In the second decade of the twenty-first century, the movies, once America’s primary popular art form, have become an endangered species.Do the Movies Have a Future? is a rousing and witty call to arms. In these sharp and engaging essays and reviews, New Yorker movie critic David Denby weighs in on “conglomerate aesthetics,” as embodied in the frenzied, weightless action spectacles that dominate the world’s attention, and “platform agnosticism,” the notion that movies can be watched on smaller and smaller screens: laptops, tablets, even phones. At the same time, Denby reaffirms that movies are our national theater, and in this exhilarating book he celebrates such central big movies as Avatar and The Social Network as well as small but resonant triumphs like There Will Be Blood and The Tree of Life.
Denby joyously celebrates what remains of the shared culture in romantic comedy, high school movies, and chick flicks; he assesses the expressive triumphs and failures of auteurs Quentin Tarantino, the Coen brothers, Pedro Almodóvar, and David Fincher. Refusing nostalgia, he mines the past for strength, examining the changing nature of stardom and the careers of Joan Crawford, Otto Preminger, and Victor Fleming, and the continuing self-invention of Clint Eastwood. And he recreates the excitement of reading two critics who embodied the film culture of their times, James Agee and Pauline Kael.
Wry, passionate, and incisive, Do the Movies Have a Future? is both a feast of good writing and a challenge to fight back. It is an essential guide for movie lovers looking for ammunition and hope.
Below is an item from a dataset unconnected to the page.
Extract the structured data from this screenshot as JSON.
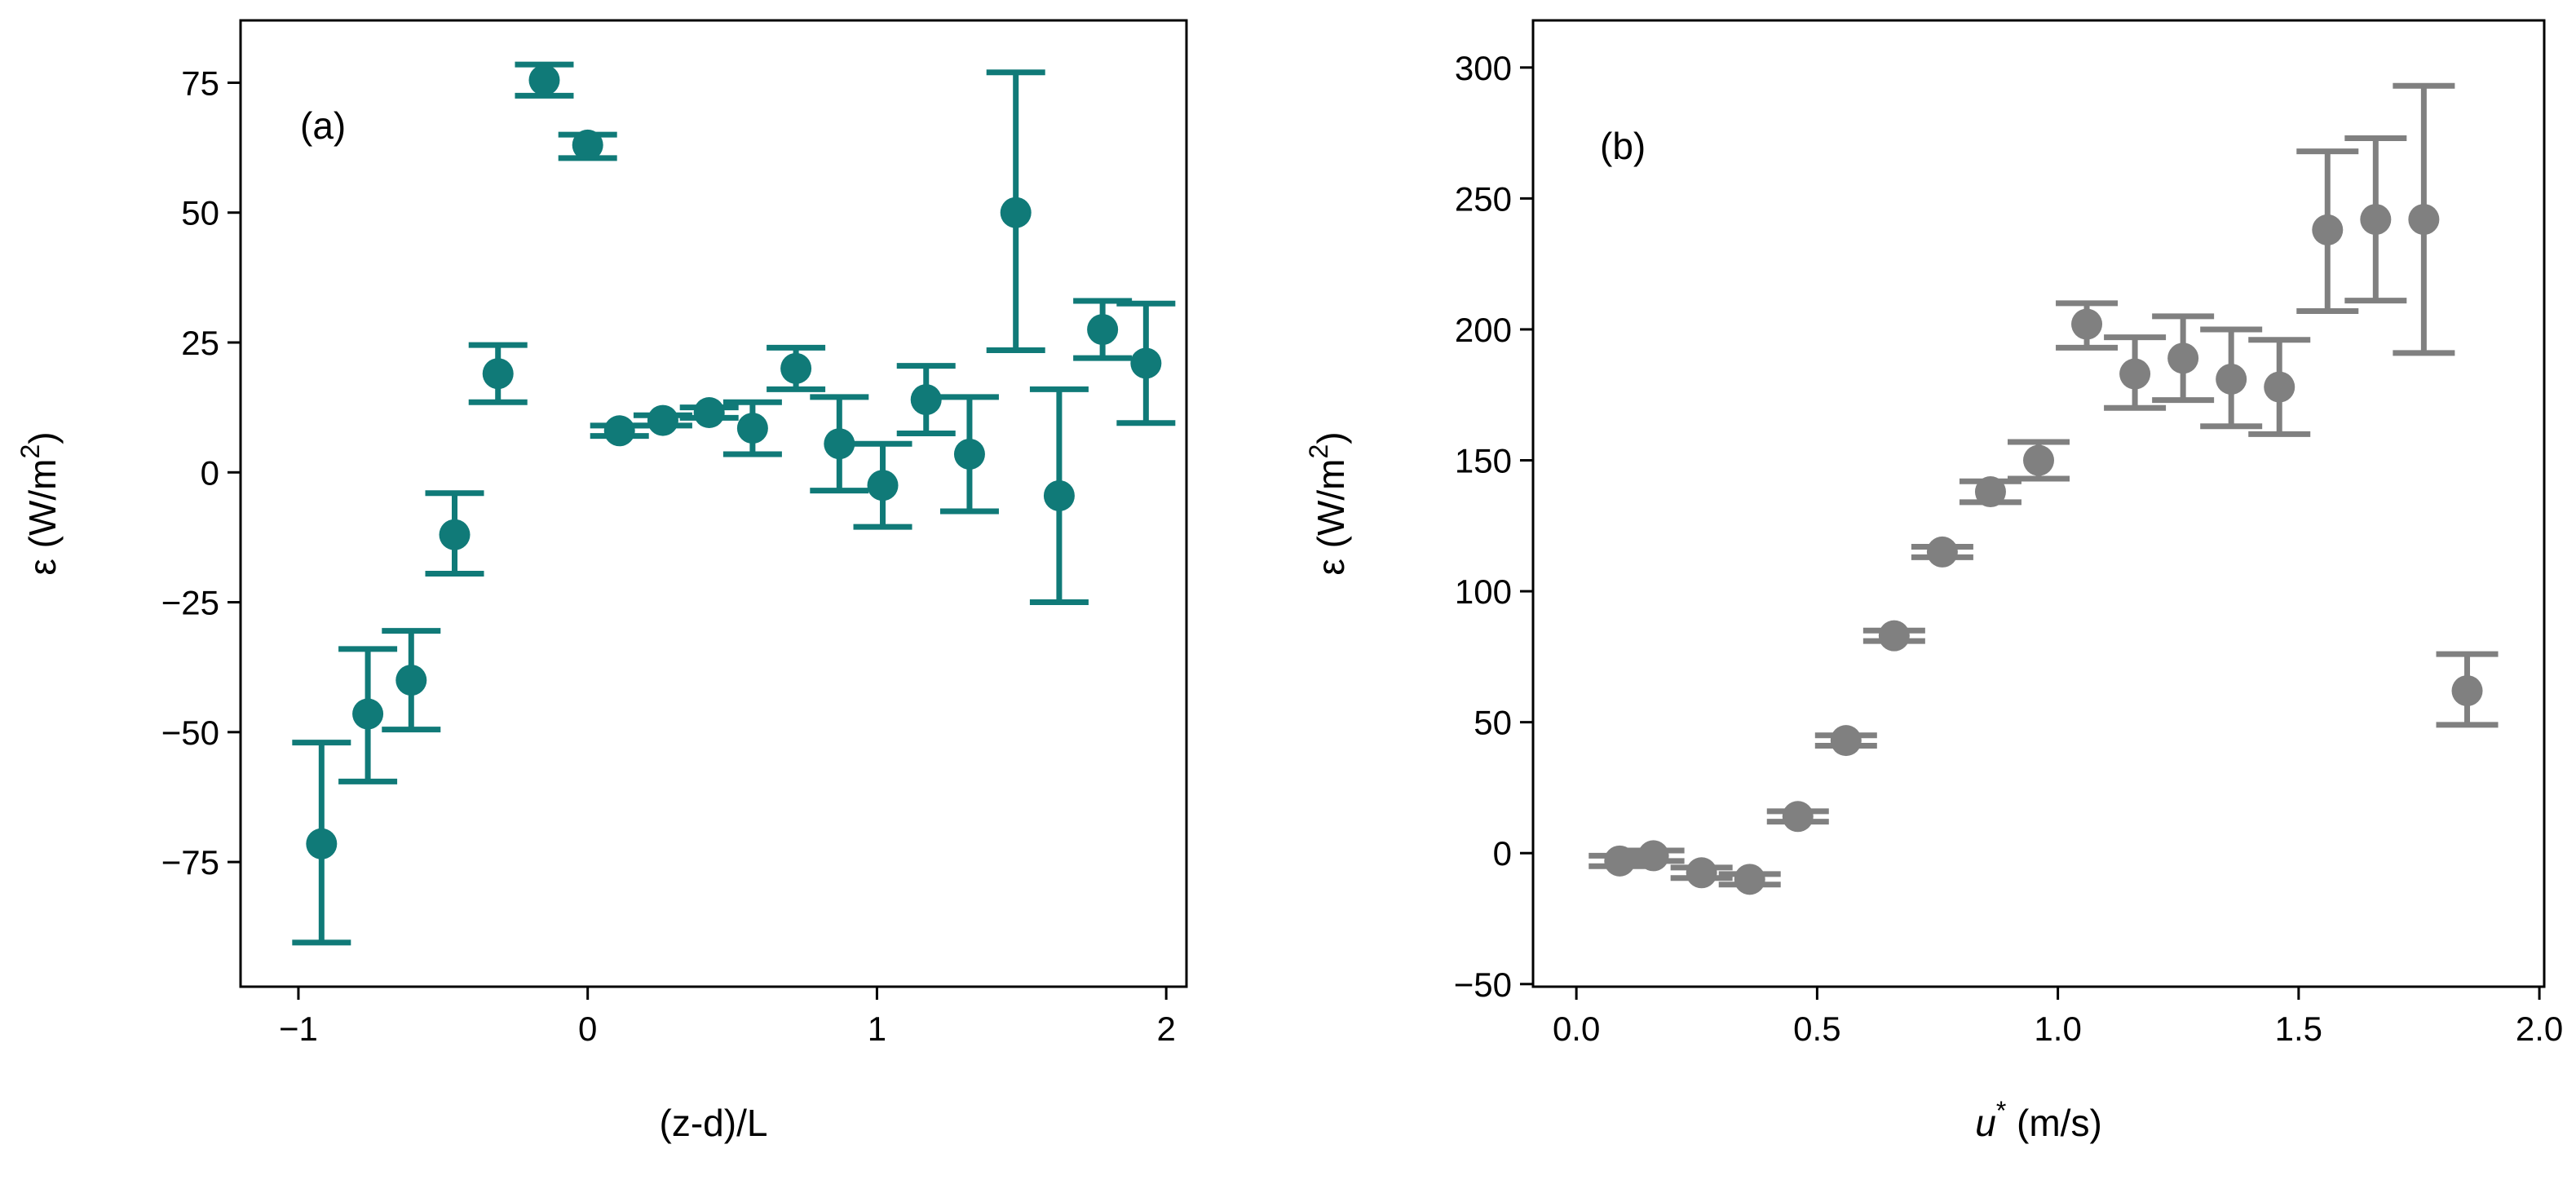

David Denby has been film critic and staff writer at The New Yorker since 1998; prior to that he was film critic of New York magazine. His reviews and essays have also appeared in The New Republic, The Atlantic, and The New York Review of Books. He lives in New York City.
“David Denby’s work is learned, wry, quietly passionate, utterly absorbing and unfailingly intelligent – criticism as it is meant to be done and these days rarely is. Some of his pieces will, I think, stand as definitive for years to come. If movies have a future – and I think they do – it will be thanks in part to critics of Denby’s rare and demanding sensibility.”
– Richard Schickel, film critic, author of Conversations with Scorsese
“New Yorker film critic Denby’s fascinating collection of essays on the business, the art, and the sacred rituals of movie making and movie watching explores what part film plays in our collective consciousness, particularly in this new digital age.”
– Publishers Weekly
“This collection shows a superb critic at his best – thoughtful, probing, his breadth of cinematic knowledge gracefully dispensed. Crucial to me is how Denby constantly makes us aware of the context of movies – how the present plays off the past, and the ways in which it comes up short. Voicing the passion of many, this is a cri de coeur for what has increasingly become an oxymoron, Hollywood entertainment for adults.”
– Molly Haskell, film critic, author of Frankly, My Dear
“Throughout his essays, he builds a convincing case for his contention that ‘a healthy movie scene can’t exist without critics’… Recommended for informed film buffs.”